Плюс ко всему — его мать. Симпатичная молодая женщина, с которой Патрика связывают
О предстоящей операции Ренаты я стараюсь не думать: не могу представить, что она, полная сил и энергии, может однажды умереть. Однажды, если что-то пойдет не так... И пусть предстоящая операция не кажется слишком тяжелой, однако с ее слабым сердцем любой наркоз может оказаться смертельным. Именно этого она и боится больше всего… Именно потому и решилась открыться Патрику.
Клара ни о чем меня не спрашивает — и к счастью — я еще не готова говорить с кем-либо на эту тему. Самой бы свыкнуться с произошедшим...
Возвращаясь домой после работы, вижу Линуса, гоняющего мяч с высоким подростком в черной одежде...
— Ева, — бросается он ко мне с радостным блеском в глазах, — я сегодня «пятерку» получил! Фрау Юнгер сказала, что я решаю лучше всех в классе.
— Умница, — треплю я его по волосам, а сама поглядываю в сторону Лукаса Мельбаха. Тот наблюдает за нами насмешливыми глазами... — Всегда знала, что ты у нас самый умный. — И интересуюсь: — Ты уже ужинал?
Линус мотает головой и, подхватывая с земли мяч, говорит:
— Нет, но я не хочу — мы с Лукасом играем в футбол. У него целая куча призов, он обещал научить меня лучшему удару.
Неловко машу парню рукой, но тот даже не отвечает. Спешу войти в калитку и избавиться от его нервирующего взгляда... Однако в доме я застаю картину не лучше: еще в прихожей слышу приглушенные голоса, доносящиеся с кухни, и, направляясь на их зов, вижу Патрика и Ренату, уютно беседующих за тарелкой спагетти. Перед ними два фужера с вином... не хватает только горящей свечи и более интимной обстановки.
Надеюсь, мое вытянутое лицо было таковым только в моем собственном воображении, потому что при виде этой картины у меня буквально падает сердце... И этого не исправляет ни приветливая улыбка Ренаты, вскочившей поприветствовать меня, ни тарелка с приготовленным ею блюдом, предложенным мне с искренним радушием.
Я ощущаю боль в глубине сердца... как будто бы кто-то колет его острой иглой.
— Уверена, что не голодна? — вопрошает меня женщина в цветастом фартуке. Моем, между прочим. — Я специально приготовила порцию побольше. Подумала, раз уж я все равно толкусь в доме, так уж лучше принесу хоть какую-то пользу. Ты ведь не имеешь ничего против, правда?
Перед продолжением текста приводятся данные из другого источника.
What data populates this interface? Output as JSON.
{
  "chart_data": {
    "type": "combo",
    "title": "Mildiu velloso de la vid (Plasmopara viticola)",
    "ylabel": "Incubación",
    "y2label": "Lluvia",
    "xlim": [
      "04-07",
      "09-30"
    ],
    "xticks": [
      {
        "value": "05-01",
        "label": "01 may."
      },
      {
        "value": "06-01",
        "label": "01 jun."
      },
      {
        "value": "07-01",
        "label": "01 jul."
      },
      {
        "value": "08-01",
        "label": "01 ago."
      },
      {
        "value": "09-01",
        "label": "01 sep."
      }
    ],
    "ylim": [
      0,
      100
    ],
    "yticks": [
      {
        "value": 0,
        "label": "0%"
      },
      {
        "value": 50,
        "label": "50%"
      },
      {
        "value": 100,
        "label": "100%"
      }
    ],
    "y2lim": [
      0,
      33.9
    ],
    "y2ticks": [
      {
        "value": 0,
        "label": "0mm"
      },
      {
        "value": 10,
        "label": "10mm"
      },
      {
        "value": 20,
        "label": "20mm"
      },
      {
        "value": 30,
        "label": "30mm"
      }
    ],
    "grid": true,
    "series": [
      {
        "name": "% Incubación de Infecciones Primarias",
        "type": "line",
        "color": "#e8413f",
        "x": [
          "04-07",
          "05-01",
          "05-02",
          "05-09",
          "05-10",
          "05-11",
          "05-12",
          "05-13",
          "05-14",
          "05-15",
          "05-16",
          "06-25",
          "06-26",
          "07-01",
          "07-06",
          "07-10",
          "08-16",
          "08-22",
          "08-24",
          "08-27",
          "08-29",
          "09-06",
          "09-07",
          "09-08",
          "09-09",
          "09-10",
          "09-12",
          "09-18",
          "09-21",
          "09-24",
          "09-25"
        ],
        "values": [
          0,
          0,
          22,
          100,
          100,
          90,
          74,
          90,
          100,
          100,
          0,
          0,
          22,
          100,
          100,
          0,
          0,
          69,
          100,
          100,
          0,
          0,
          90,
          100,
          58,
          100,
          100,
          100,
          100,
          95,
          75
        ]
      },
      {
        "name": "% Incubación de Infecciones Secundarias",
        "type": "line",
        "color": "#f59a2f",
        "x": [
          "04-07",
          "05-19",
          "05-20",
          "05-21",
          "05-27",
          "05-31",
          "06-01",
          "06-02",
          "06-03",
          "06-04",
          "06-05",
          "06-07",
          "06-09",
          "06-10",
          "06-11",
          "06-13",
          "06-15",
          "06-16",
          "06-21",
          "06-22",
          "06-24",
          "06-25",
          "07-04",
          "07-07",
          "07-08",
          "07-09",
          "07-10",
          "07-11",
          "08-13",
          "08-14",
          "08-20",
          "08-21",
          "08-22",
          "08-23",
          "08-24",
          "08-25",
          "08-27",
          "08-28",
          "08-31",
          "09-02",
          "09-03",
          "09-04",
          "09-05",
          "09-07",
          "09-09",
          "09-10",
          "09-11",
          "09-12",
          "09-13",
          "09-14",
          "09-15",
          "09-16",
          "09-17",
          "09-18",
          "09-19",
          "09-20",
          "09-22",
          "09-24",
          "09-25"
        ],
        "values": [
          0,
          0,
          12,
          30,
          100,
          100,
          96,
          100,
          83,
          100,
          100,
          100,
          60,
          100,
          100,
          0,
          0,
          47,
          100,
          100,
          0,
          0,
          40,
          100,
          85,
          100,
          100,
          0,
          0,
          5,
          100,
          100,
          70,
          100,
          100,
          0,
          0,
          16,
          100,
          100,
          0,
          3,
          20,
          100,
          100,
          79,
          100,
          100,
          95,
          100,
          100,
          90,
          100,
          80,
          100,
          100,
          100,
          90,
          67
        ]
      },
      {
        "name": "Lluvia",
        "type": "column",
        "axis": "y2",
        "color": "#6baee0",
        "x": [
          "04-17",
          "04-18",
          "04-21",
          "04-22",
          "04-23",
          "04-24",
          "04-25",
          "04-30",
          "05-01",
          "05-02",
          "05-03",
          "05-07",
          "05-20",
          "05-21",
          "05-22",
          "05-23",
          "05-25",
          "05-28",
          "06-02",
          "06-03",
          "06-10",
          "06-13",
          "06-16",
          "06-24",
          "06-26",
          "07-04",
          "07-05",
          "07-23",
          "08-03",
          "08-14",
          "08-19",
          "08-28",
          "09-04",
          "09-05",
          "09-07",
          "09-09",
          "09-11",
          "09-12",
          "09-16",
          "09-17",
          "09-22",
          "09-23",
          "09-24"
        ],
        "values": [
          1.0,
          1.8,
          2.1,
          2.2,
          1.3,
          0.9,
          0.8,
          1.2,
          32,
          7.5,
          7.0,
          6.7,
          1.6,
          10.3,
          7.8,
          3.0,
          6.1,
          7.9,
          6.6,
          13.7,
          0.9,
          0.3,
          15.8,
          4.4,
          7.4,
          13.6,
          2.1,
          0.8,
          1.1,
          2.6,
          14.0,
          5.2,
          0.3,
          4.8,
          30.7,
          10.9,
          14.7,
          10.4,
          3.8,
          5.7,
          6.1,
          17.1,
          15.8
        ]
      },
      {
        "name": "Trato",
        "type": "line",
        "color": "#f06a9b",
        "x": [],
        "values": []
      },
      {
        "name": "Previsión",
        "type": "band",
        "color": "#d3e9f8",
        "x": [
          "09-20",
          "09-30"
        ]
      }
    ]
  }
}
Я имею много чего против, однако вслух этого не произношу. У меня такое чувство, словно меня отодвинули, взяли своими наманикюренными ноготками и отодвинули в сторону в моем собственном доме.
В моем ли?
— Как фрау Штайн? — интересуюсь у Патрика. В мнимой надежде, что хоть здесь Ренату Мельбах ждала решительная неудача... Однако Патрик произносит:
— Я звонил в бюро по трудоустройству — у них некого нам предложить. Сама понимаешь, — он смущенно пожимает плечами, — мама распугала всех своим сиделок. Однако, — тут уж я заранее напрягаюсь, — Рената, по-моему, неплохо поладила с мамой.